II-A-1- Logo se assinalará que sendo impugnada a decisão da primeira instância quanto à matéria de facto, tendo ocorrido gravação dos depoimentos prestados em audiência, a Relação se não limita, forçosamente, como pretende a apelante KMC, "à audição...dos depoimentos indicados pelas partes", prescrita pelo artº 690º-A, n.º 5, do Cód. Proc. Civil.

Na verdade, e como resulta do disposto no artº 712º, n.º 1, al. a), 2ª parte, e n.º 2, do Cód. Proc.
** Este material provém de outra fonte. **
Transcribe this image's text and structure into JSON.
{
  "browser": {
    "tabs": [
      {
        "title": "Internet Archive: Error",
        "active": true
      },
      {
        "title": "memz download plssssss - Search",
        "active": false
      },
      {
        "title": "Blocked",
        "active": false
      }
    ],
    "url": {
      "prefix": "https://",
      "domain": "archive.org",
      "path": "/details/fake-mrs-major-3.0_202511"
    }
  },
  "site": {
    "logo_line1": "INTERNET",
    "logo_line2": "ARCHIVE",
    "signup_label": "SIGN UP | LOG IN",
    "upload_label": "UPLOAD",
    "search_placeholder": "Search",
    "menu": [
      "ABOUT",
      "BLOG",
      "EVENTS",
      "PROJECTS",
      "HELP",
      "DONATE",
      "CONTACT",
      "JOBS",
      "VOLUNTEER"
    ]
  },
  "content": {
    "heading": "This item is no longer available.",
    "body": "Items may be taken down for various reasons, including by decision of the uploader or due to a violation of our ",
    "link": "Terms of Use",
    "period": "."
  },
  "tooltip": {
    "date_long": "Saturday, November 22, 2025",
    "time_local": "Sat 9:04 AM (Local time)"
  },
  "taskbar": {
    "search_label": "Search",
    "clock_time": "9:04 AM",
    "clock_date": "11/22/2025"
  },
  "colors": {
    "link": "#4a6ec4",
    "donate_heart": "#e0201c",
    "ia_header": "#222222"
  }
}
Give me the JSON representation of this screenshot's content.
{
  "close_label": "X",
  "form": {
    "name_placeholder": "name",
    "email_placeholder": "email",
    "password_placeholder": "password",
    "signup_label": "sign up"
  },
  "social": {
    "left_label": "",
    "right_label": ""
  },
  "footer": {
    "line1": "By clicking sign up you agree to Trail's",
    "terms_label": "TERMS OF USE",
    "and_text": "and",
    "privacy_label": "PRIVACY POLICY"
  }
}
Civil, "...se, tendo ocorrido gravação dos depoimentos prestados, tiver sido impugnada, nos termos do artº 690º-A, a decisão com base neles proferida...a Relação reaprecia as provas em que assentou a parte impugnada da decisão, tendo em atenção o conteúdo das alegações de recorrente e recorrido, sem prejuízo de oficiosamente atender a quaisquer outros elementos probatórios que hajam servido de fundamento à decisão sobre os pontos da matéria de facto impugnados".

Ora, no caso em apreço, e como da acta respectiva consta, a testemunha V F depôs sobre a matéria do quesito 66º, cuja resposta assim é impugnada por aquela recorrente.

Sendo que em sede de fundamentação das "respostas dadas" quanto à matéria de facto, expressamente se invocou o depoimento de tal testemunha, vd. folhas 521.

Assim se alcançando, sem esforço interpretativo, que o controlo da decisão quanto à matéria de facto, na parte impugnada, sempre poderia passar também, pela reapreciação do depoimento de tal testemunha.

Note-se que o emprego do modo condicional tem que ver com a circunstância de a reapreciação desse outro depoimento não ter lugar se os elementos de prova indicados pela parte impugnante, resultarem desde logo, e porventura no confronto dos que indicados hajam sido pela parte recorrida, inconsequentes.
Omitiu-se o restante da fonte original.